Every prime minister needs a Willie, said Margaret Thatcher to a soundtrack of great national tittering.
She was of course referring to William Whitelaw, her massively experienced deputy upon whose advice she relied to moderate her zanier impulses and views.
Whitelaw fitted the bill as a non-ideological Conservative who had pledged his loyalty to her and genuinely had no further hankering for the top job himself, having been roundly defeated by Thatcher in the Tory leadership contest of 1975.
Just one of Whitelaw’s responsibilities was to act as ‘minister for banana skins’, using his man-of-the-world and resolutely non-intellectual outlook to spot impending problems and put forward practical solutions before they became full-blown crises.
Just how successful he was is difficult to judge because, let’s face it, history carries no reliable account of banana skins that were avoided, only those that were trodden on. But certainly Whitelaw’s peak years of influence coincided with the heyday of Thatcher. After he resigned following a stroke in late 1987 she seemed less able to navigate choppy water.

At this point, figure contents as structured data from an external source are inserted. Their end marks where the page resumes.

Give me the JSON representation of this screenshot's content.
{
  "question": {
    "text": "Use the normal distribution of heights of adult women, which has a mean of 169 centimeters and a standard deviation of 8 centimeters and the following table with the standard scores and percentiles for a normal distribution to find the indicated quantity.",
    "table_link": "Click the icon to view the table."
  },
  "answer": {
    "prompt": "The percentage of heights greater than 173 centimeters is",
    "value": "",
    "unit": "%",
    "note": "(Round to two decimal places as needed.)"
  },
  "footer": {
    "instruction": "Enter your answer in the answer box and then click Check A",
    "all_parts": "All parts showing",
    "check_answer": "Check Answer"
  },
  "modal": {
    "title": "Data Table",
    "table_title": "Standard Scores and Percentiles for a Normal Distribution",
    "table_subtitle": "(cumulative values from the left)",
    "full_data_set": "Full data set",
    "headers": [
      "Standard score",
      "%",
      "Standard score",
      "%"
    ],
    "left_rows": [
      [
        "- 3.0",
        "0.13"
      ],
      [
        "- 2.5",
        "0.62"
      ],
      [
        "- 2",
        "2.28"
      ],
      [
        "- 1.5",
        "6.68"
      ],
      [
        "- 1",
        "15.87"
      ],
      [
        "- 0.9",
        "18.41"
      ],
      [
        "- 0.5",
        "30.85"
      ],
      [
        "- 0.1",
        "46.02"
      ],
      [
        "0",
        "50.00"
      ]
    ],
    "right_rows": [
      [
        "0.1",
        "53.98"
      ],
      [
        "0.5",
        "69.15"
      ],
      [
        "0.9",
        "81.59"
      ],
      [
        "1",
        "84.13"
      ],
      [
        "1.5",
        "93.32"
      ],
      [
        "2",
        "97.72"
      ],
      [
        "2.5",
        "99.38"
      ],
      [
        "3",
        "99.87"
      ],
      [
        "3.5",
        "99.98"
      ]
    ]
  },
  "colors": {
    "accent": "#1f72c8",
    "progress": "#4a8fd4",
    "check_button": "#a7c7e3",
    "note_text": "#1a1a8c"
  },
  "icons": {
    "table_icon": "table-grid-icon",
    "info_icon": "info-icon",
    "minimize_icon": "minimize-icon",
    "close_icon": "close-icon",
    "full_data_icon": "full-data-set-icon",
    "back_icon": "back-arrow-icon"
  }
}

It would be a very good idea to appoint a slightly crumpled 64-year-old who understands the Whitehall plumbing
Alan Clark’s diaries contain a particularly telling anecdote about how one minister asked the convalescing Whitelaw what he thought of the poll tax (this was ‘early in the parliament and before its full horror was apparent’). Clark recounts his confidant telling him how: ‘The great man stopped in his tracks, and glared. His shoulders heaved, went into rigor, his face became empurpled and sweat poured down his foreheard, cheeks and the end of his nose. He wrestled with some deep impediment of speech; finally burst, spluttering out the single word – TROUBLE.’
The poll tax would seem to me to be a template for the too-clever-by-half political tradition of solving a second order problem (in that case perennial grumbles about the alleged unfairness of domestic rates) by imposing a solution that ushered in a first order problem.
Also read the policy of avoiding grade inflation among A-level students in a year when they were not going to be able to sit their exams by coming up with an ‘a very clever algorithm, minister’ that aimed to predict what they would really have achieved better than their typically over-optimistic teacher assessments.
TROUBLE, the non-intellectual Whitelaw would have said. But there was nobody with clout in Whitehall to sound that alarm and onwards they sailed towards the iceberg.
So Boris Johnson needs a Willie too (a sentence that I grant you makes more sense on the written page than when read aloud). There are numerous recent issues over which the PM would have benefited from the objective advice of an old hand who had not been part of his vanguard.
Resisting masks on public transport for so long when their introduction was inevitable, allowing Public Health England to talk him out of community testing or quarantining arrivals from abroad early in the pandemic, not being ready for the summer migrant crossings in the Channel and the Marcus Rashford school dinners fiasco all come to mind.
Still, the most disturbing footage from Johnson’s premiership is that of the first cabinet meeting after the December election victory when he got his ministers to recite scripted answers to questions about his key pledges in front of the cameras: ‘How many hospitals are we going to build?’ (‘40!’) ‘How many more nurses are we going to hire?’ (‘50,000!’). ‘How are we going to avoid banana skins if I have turned you all into submissive automatons?’ (‘We’re not!’).
OK, I made that last one up, but you get the general idea.
So this is where we are: Dominic Cummings is the reincarnation of Sir Keith Joseph – by turns absolutely brilliant and too clever by half. He is the government’s Mr Yin. The bad news is that there is no Mr Yang.
For a party that has been in government for a full unbroken decade that should be eminently fixable. With a meaningful Brexit now unstoppable, Johnson can afford to search beyond his vanguard and across his parliamentary party for a wise old head upon which to bestow an Indian summer of influence.
There are many very experienced former cabinet ministers from which to choose who are presently being underused on the backbenches. The name I keep coming back to is Damian Green. He’s not really from Johnson’s ‘wing’ – certainly not when it comes to Brexit. He has had his share of personal controversies, it is true, but he has massive experience across multiple Whitehall departments.
It would be a very good idea to appoint a slightly crumpled 64-year-old who understands the Whitehall plumbing and can chair various cabinet committees with a view to picking up the scent of ‘TROUBLE’ before it gushes in like a tidal wave.
It would reduce the chances of the banana skins that litter the pavement ever coming to public prominence. It is time to step around a few, Prime Minister.